Le taux de conversion, avec lequel votre avoir de vieillesse est converti à la retraite en une rente de vieillesse viagère, est une grandeur clé du monde des caisses de pension. Plus le taux de conversion est élevé, plus la rente de vieillesse mensuelle que vous percevez de votre avoir de vieillesse épargné est élevée.
La caisse de pension fixe le taux de conversion de manière à pouvoir financer durablement les prestations de vieillesse et de survivants promises, sans que la caisse de pension ne réalise de bénéfice ni de perte.

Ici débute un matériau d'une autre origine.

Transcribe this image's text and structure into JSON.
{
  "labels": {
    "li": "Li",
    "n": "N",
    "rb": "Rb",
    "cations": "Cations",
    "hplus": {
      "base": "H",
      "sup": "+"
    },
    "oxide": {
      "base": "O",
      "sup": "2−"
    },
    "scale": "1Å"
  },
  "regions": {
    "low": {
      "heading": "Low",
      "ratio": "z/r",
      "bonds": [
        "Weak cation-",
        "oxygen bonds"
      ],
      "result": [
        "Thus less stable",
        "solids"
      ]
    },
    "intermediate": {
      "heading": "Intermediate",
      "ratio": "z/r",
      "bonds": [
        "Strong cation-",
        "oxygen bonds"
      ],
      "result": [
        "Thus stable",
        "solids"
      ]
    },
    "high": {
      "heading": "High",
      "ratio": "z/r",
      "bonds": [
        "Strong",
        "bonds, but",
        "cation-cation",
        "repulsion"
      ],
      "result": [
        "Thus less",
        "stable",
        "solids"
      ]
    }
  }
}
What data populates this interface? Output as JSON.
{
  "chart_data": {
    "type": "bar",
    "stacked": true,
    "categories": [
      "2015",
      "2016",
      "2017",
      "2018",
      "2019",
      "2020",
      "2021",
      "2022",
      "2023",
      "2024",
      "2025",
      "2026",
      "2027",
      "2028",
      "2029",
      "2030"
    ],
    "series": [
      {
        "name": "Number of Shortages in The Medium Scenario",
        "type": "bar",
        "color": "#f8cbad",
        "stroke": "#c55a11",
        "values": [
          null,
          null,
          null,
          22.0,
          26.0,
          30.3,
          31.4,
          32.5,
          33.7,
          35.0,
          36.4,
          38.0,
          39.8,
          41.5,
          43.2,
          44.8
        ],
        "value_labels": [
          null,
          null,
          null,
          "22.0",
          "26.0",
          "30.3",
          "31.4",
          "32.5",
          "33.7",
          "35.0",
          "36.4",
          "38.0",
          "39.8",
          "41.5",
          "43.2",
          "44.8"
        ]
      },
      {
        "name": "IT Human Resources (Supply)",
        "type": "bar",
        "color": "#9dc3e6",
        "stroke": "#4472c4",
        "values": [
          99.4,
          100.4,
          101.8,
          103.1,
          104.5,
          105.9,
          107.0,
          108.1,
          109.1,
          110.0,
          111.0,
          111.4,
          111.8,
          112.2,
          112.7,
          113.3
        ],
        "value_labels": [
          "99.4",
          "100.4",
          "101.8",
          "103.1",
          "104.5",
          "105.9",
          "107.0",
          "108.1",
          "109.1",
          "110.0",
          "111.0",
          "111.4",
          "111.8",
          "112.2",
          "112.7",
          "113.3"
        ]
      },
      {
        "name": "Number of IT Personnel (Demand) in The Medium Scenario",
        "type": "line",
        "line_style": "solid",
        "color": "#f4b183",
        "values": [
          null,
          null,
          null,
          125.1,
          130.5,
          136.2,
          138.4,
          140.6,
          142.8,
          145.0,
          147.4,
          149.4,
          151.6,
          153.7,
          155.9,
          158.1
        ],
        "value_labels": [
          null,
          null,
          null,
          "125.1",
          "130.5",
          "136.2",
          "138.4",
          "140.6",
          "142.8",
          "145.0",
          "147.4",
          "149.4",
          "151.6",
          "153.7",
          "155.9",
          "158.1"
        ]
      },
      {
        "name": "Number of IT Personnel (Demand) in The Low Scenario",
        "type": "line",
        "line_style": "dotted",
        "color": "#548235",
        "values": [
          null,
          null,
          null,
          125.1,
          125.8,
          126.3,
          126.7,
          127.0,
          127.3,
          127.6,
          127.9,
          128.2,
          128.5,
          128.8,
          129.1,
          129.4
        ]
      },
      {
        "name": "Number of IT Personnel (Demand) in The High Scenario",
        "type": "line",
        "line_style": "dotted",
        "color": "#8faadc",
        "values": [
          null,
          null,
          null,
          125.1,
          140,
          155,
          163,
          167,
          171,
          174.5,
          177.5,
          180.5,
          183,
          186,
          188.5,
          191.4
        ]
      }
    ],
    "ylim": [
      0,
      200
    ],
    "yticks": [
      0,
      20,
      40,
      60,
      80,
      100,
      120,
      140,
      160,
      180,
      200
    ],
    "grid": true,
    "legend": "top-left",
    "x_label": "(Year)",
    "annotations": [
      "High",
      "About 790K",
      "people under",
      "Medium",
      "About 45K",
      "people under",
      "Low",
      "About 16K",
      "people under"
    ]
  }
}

Comme la somme des rentes attendues sur la durée de vie est en règle générale supérieure à l’avoir de vieillesse disponible à la retraite, la caisse de pension doit placer l’avoir épargné de manière à générer des rendements. Ces rendements du capital contribuent à tenir la garantie de rente viagère.

La hauteur du taux de conversion est principalement influencée par deux facteurs : l’espérance de vie et l’intérêt crédité sur l’avoir de vieillesse disponible.
- L’espérance de vie détermine combien de temps la caisse de pension verse en moyenne une rente de vieillesse. Plus l’espérance de vie est élevée, plus le taux de conversion doit être fixé bas, afin que la fortune disponible suffise jusqu’au décès et que les rentes soient financées à long terme.
- L’intérêt dépend des revenus que la caisse de pension réalise en plaçant l’avoir de vieillesse épargné. Plus ces rendements sont élevés, plus l’avoir de vieillesse placé augmente. Cela permet de financer des rentes plus élevées, ce qui a un effet positif sur le taux de conversion.

Lorsque nous votons sur la hauteur du taux de conversion, on en tire facilement la conclusion erronée que son niveau peut être fixé librement. En réalité, le taux de conversion est essentiellement influencé par deux facteurs :
- L’espérance de vie est une grandeur démographique, liée notamment aux progrès de la médecine.
- L’intérêt est une grandeur économique, qui découle à long terme du renchérissement, de la croissance économique et de l’évolution des marchés des capitaux.
Au cours des 40 dernières années, l’espérance de vie a augmenté continuellement. Parallèlement, l’intérêt – illustré de manière simplifiée par le rendement d’une obligation de la Confédération à 10 ans – a nettement baissé. En raison de ces changements, les rentes doivent être versées plus longtemps, alors que les revenus de placement sans risque réalisables sont plus faibles. Il en résulte inévitablement une baisse continue du taux de conversion. Si cette réalité est occultée en politique, la pression d’adaptation sur la prévoyance professionnelle augmente.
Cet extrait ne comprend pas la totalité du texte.